The attacks occured just before Eid al-Adha, or the feast of sacrifice, celebrated by Muslims around the world.
Police elsewhere in Nigeria had warned of violence in the run-up to the celebration in the country that has previously been rocked by religious violence.
Goodluck Jonathan, Nigeria's Christian president who took office amid religious and political rioting that saw at least 800 die in April, cancelled a trip to his home state of Bayelsa for his younger brother's wedding on Saturday.
His spokesman, Reuben Abati, said the president did not consider those who launched the attacks "true Muslims," as the assault came during a holy period.
Abati also promised that "every step will be taken" to arrest those responsible - the same pledge made again and again as Jonathan has visited other sites bombed by Boko Haram.
"The security agencies will tell you that what happens on this scale is even a fraction of what could have happened considering the scope of the threat," Abati said.
"The security agencies are busy at work trying to make sure the will of the majority of the Nigerian people is not subverted by a minority [group] with a suicidal streak."

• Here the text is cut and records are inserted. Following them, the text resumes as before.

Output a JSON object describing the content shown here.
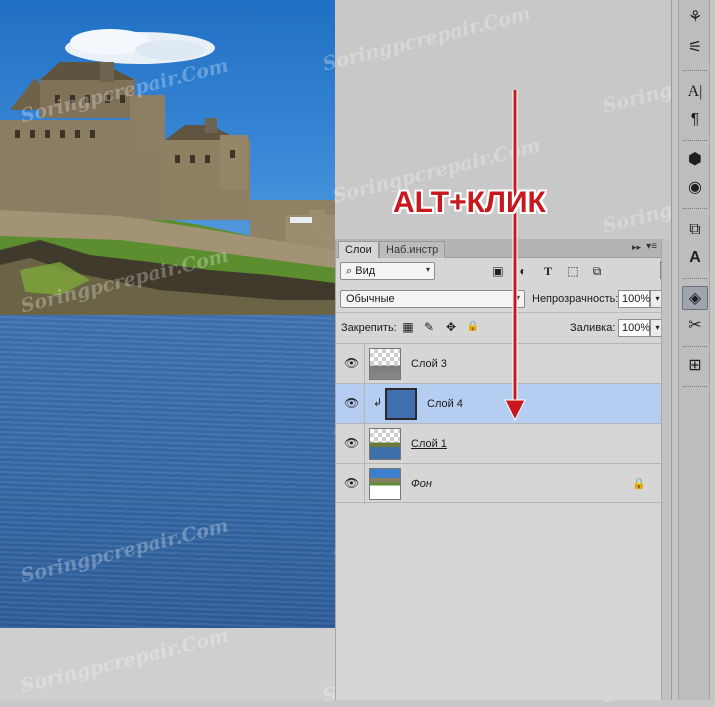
{
  "watermark": "Soringpcrepair.Com",
  "annotation": {
    "label": "ALT+КЛИК",
    "color": "#c8181e"
  },
  "panel": {
    "tabs": [
      "Слои",
      "Наб.инстр"
    ],
    "collapse_glyph": "▸▸",
    "menu_glyph": "▾≡",
    "filter_select": "Вид",
    "blend_mode": "Обычные",
    "opacity_label": "Непрозрачность:",
    "opacity_value": "100%",
    "lock_label": "Закрепить:",
    "fill_label": "Заливка:",
    "fill_value": "100%",
    "layers": [
      {
        "name": "Слой 3",
        "visible": true,
        "selected": false
      },
      {
        "name": "Слой 4",
        "visible": true,
        "selected": true,
        "clipped": true
      },
      {
        "name": "Слой 1",
        "visible": true,
        "selected": false
      },
      {
        "name": "Фон",
        "visible": true,
        "selected": false,
        "locked": true
      }
    ]
  },
  "icons": {
    "eye": "👁",
    "lock": "🔒",
    "clip_arrow": "↲",
    "caret": "▾",
    "search": "⌕",
    "filter_pixel": "▣",
    "filter_adjust": "◐",
    "filter_type": "T",
    "filter_shape": "⬚",
    "filter_smart": "⧉",
    "lock_transparent": "▦",
    "lock_paint": "✎",
    "lock_move": "✥",
    "lock_all": "🔒"
  },
  "toolstrip": [
    {
      "name": "brushes-icon",
      "glyph": "⚘"
    },
    {
      "name": "brush-settings-icon",
      "glyph": "⚟"
    },
    {
      "name": "character-icon",
      "glyph": "A|"
    },
    {
      "name": "paragraph-icon",
      "glyph": "¶"
    },
    {
      "name": "3d-icon",
      "glyph": "⬢"
    },
    {
      "name": "3d-materials-icon",
      "glyph": "◉"
    },
    {
      "name": "clone-source-icon",
      "glyph": "⧉"
    },
    {
      "name": "tool-presets-icon",
      "glyph": "A"
    },
    {
      "name": "layers-icon",
      "glyph": "◈",
      "active": true
    },
    {
      "name": "paths-icon",
      "glyph": "✂"
    },
    {
      "name": "channels-icon",
      "glyph": "⊞"
    }
  ]
}
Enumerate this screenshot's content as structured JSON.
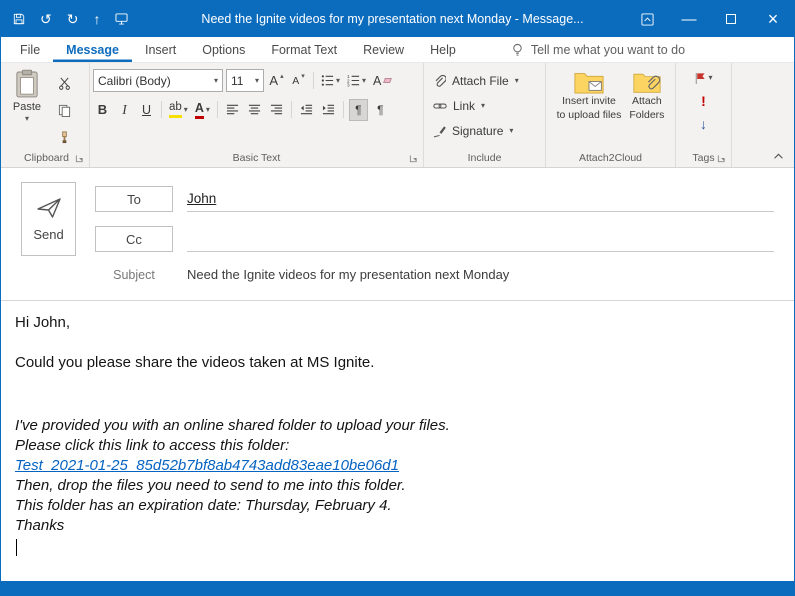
{
  "colors": {
    "titlebar_bg": "#0b6cbe",
    "accent": "#0f6cbd",
    "link": "#0563c1"
  },
  "titlebar": {
    "title": "Need the Ignite videos for my presentation next Monday  -  Message..."
  },
  "tabs": {
    "items": [
      "File",
      "Message",
      "Insert",
      "Options",
      "Format Text",
      "Review",
      "Help"
    ],
    "tell_me": "Tell me what you want to do"
  },
  "icons": {
    "undo": "↺",
    "redo": "↻",
    "up": "↑",
    "dropdown": "▾",
    "caret_up": "▴",
    "minimize": "—",
    "close": "×",
    "bold": "B",
    "italic": "I",
    "underline": "U",
    "highlight": "ab",
    "font_color": "A",
    "grow_font": "A",
    "shrink_font": "A",
    "clear_format": "A",
    "pilcrow": "¶",
    "high_importance": "!",
    "low_importance": "↓"
  },
  "ribbon": {
    "clipboard": {
      "label": "Clipboard",
      "paste": "Paste"
    },
    "basic_text": {
      "label": "Basic Text",
      "font_name": "Calibri (Body)",
      "font_size": "11"
    },
    "include": {
      "label": "Include",
      "attach_file": "Attach File",
      "link": "Link",
      "signature": "Signature"
    },
    "attach2cloud": {
      "label": "Attach2Cloud",
      "insert_invite_l1": "Insert invite",
      "insert_invite_l2": "to upload files",
      "attach_folders_l1": "Attach",
      "attach_folders_l2": "Folders"
    },
    "tags": {
      "label": "Tags"
    }
  },
  "compose": {
    "send": "Send",
    "to_button": "To",
    "cc_button": "Cc",
    "to_value": "John",
    "subject_label": "Subject",
    "subject_value": "Need the Ignite videos for my presentation next Monday"
  },
  "body": {
    "greeting": "Hi John,",
    "request": "Could you please share the videos taken at MS Ignite.",
    "shared_folder_intro": "I've provided you with an online shared folder to upload your files.",
    "click_link": "Please click this link to access this folder:",
    "folder_link": "Test_2021-01-25_85d52b7bf8ab4743add83eae10be06d1",
    "drop_files": "Then, drop the files you need to send to me into this folder.",
    "expiration": "This folder has an expiration date: Thursday, February 4.",
    "thanks": "Thanks"
  }
}
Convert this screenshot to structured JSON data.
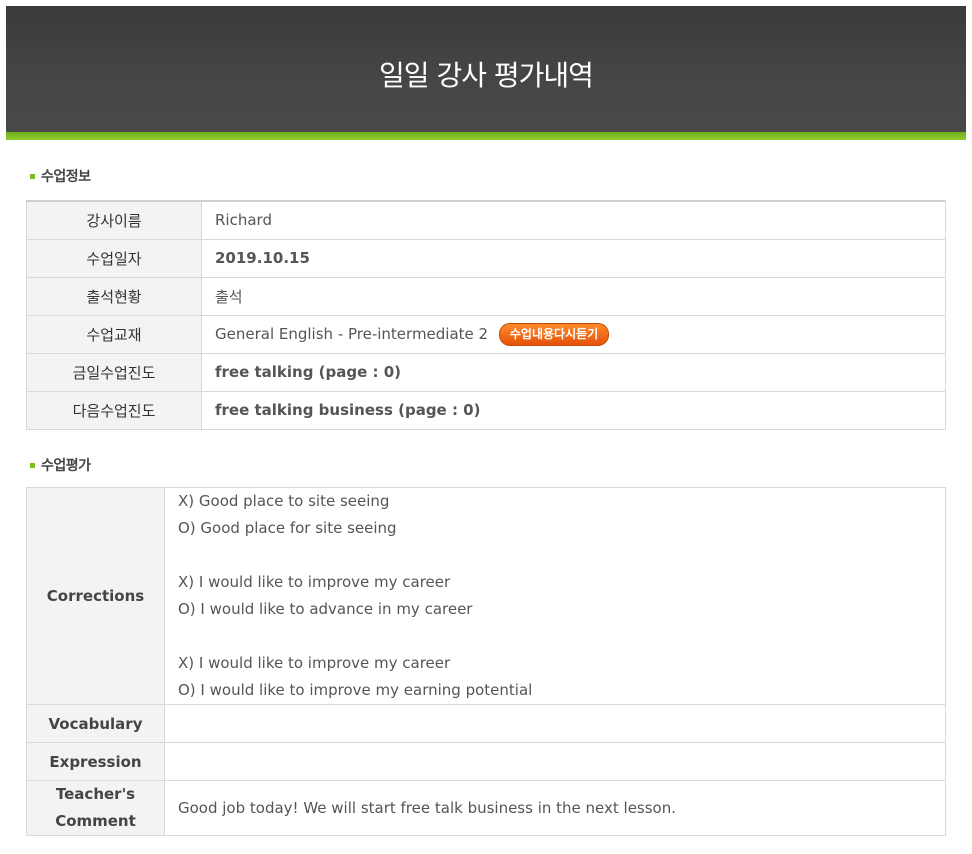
{
  "header": {
    "title": "일일 강사 평가내역"
  },
  "sections": {
    "class_info": "수업정보",
    "class_eval": "수업평가"
  },
  "class_info": {
    "rows": [
      {
        "label": "강사이름",
        "value": "Richard"
      },
      {
        "label": "수업일자",
        "value": "2019.10.15"
      },
      {
        "label": "출석현황",
        "value": "출석"
      },
      {
        "label": "수업교재",
        "value": "General English - Pre-intermediate 2"
      },
      {
        "label": "금일수업진도",
        "value": "free talking (page : 0)"
      },
      {
        "label": "다음수업진도",
        "value": "free talking business (page : 0)"
      }
    ],
    "replay_button": "수업내용다시듣기"
  },
  "class_eval": {
    "corrections_label": "Corrections",
    "corrections": [
      {
        "wrong": "X) Good place to site seeing",
        "right": "O) Good place for site seeing"
      },
      {
        "wrong": "X) I would like to improve my career",
        "right": "O) I would like to advance in my career"
      },
      {
        "wrong": "X) I would like to improve my career",
        "right": "O) I would like to improve my earning potential"
      }
    ],
    "vocabulary_label": "Vocabulary",
    "vocabulary": "",
    "expression_label": "Expression",
    "expression": "",
    "comment_label_line1": "Teacher's",
    "comment_label_line2": "Comment",
    "comment": "Good job today! We will start free talk business in the next lesson."
  },
  "colors": {
    "accent_green": "#7cbf1c",
    "progress_green": "#4e7c0c",
    "next_orange": "#e0701a",
    "button_orange": "#e3520a"
  }
}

Speaking to Al Jazeera, Isaac Olawale, a researcher for the Oxford University Centre for Research on Inequality, Human Security and Ethnicity, said: "The present attempt to deal with the problem using confrontational strategies will not work.
"There is poverty all over the country and an increased number of Nigerians are jumping into the warm embrace of ethnic, chauvinist and religious fundamentalism.
“Boko Haram expresses some of the social upheavals we are witnessing in Nigeria.”